Silvia started to develop the fine-grain and coarse-grain versions of a couple of kernels. The development branch can be created from the NEMO trunk and the different versions of the kernels can be integrated in order to test them on the different systems and to evaluate the code changes complexity. On the other side, Andy developed a fine-grain version of the advection scheme kernel by using the automatic psyclone-like approach. Also this version could be integrated to have a comparison between the two development approaches. Tim asks if the coarse-grain approach parallelization can be supported by the psyclone-like approach. Andy: it could be not so easy. The limited gain of the fine-grain approach is due to the threads-synchronization. The coarse-grain approach should improve the gain since the threads control is moved at high level. A fine-grain approach could be improved by avoiding the threads synchronization when it is not needed. Silvia: the first step should be to understand which is the most convenient approach for the NEMO hybridization by testing the different versions manually implemented, also considering if an automatic approach can support the same implementation approach.

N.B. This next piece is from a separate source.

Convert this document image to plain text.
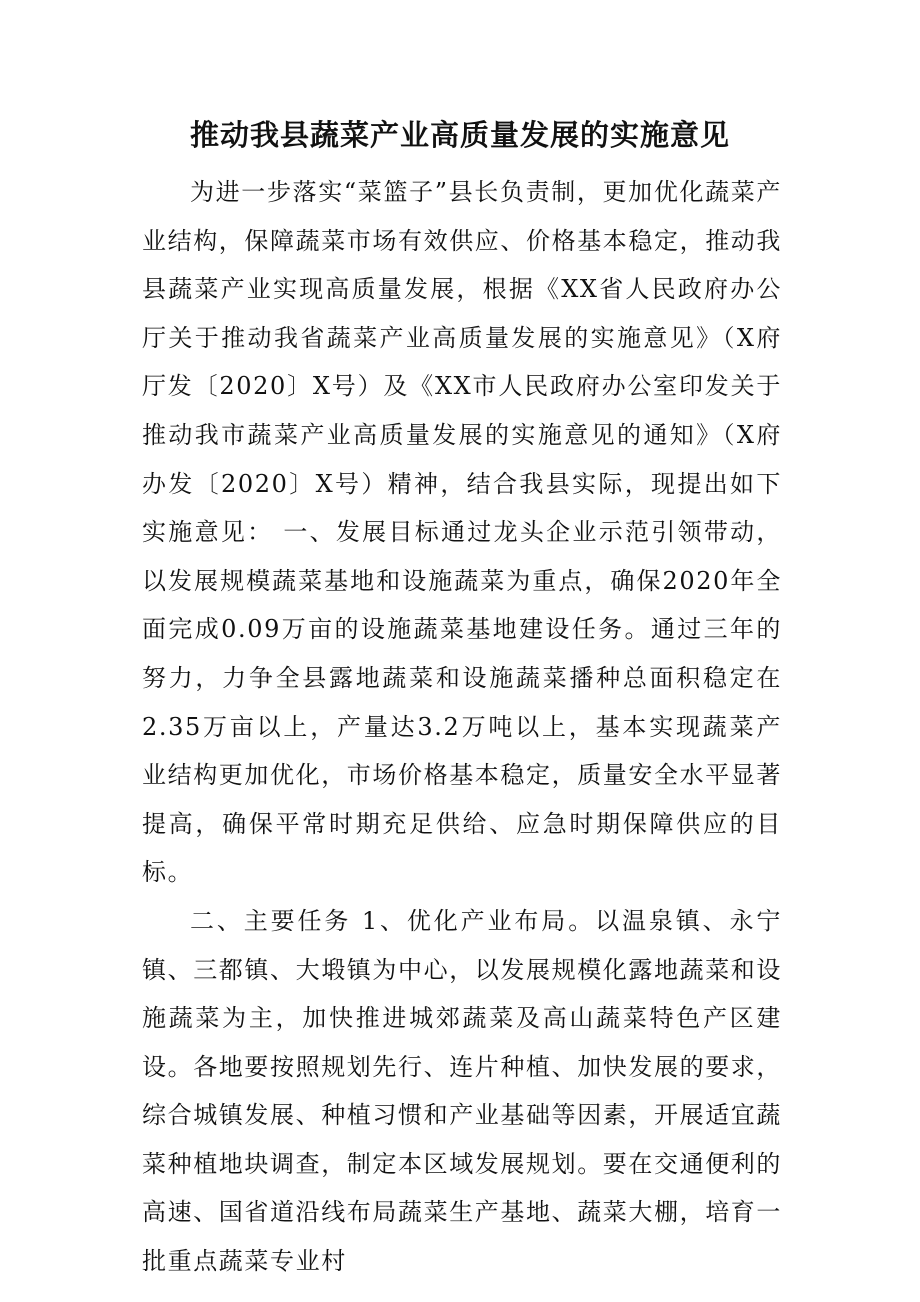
推动我县蔬菜产业高质量发展的实施意见

为进一步落实“菜篮子”县长负责制，更加优化蔬菜产业结构，保障蔬菜市场有效供应、价格基本稳定，推动我县蔬菜产业实现高质量发展，根据《XX省人民政府办公厅关于推动我省蔬菜产业高质量发展的实施意见》（X府厅发〔2020〕X号）及《XX市人民政府办公室印发关于推动我市蔬菜产业高质量发展的实施意见的通知》（X府办发〔2020〕X号）精神，结合我县实际，现提出如下实施意见： 一、发展目标通过龙头企业示范引领带动，以发展规模蔬菜基地和设施蔬菜为重点，确保2020年全面完成0.09万亩的设施蔬菜基地建设任务。通过三年的努力，力争全县露地蔬菜和设施蔬菜播种总面积稳定在2.35万亩以上，产量达3.2万吨以上，基本实现蔬菜产业结构更加优化，市场价格基本稳定，质量安全水平显著提高，确保平常时期充足供给、应急时期保障供应的目标。

二、主要任务 1、优化产业布局。以温泉镇、永宁镇、三都镇、大塅镇为中心，以发展规模化露地蔬菜和设施蔬菜为主，加快推进城郊蔬菜及高山蔬菜特色产区建设。各地要按照规划先行、连片种植、加快发展的要求，综合城镇发展、种植习惯和产业基础等因素，开展适宜蔬菜种植地块调查，制定本区域发展规划。要在交通便利的高速、国省道沿线布局蔬菜生产基地、蔬菜大棚，培育一批重点蔬菜专业村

Claire: the experience done from some development teams on DYNAMICO and on CROCO (info from Rachid Benshila) shows that the choice of a coarse-grain implementation impacts not only on computational development but also on natural science, then the suggestion is to start with a small kernel and to discuss the strategy with the NEMO ST

Action: Silvia to provide one or two kernels implemented with both the fine-grain and coarse-grain approaches and to discuss the impact of these approaches with the ST

2. Outcomes from the Enlarged Developer’s Committee meeting

Mike reports the main outcomes from the meeting: the need to find a way of writing the NEMO code that both supports readability and will give good HPC performance (portable on different architectures); in the short term (6 months) the need to have some progress starting from the analysis with the perf_regions tool and to propose some examples of optimizations applied to some strategic kernels to be discussed with the ST. Tim reports about a different way to see the readability from natural and computational scientists. Natural scientists prefer few long subroutines, while computational scientists prefer a lot of small subroutines. Silvia reports the comment of the scientists on the psyclone-like approach: the introduction of the algorithm layer increases the complexity of the code and decreases its readability Andy comments that some code changes are needed if we want to improve performance and its portability. The need to limit the code changes makes the work of the computational scientists harder Silvia comments that a compromise between the natural scientists requirements and the code changes needed to allow computational scientist to work on performance improvement is needed

3. Next meeting call

Next meeting will be in the second half of May

Action: Silvia to send the doodle poll for the next meeting.

4. AOB

Tim reports about two funding opportunities: the first one from PRACE (BSC people could apply to fund their work on NEMO), the second one from UK people who have access to the UK facilities (Andy could apply for working on the halo size extension).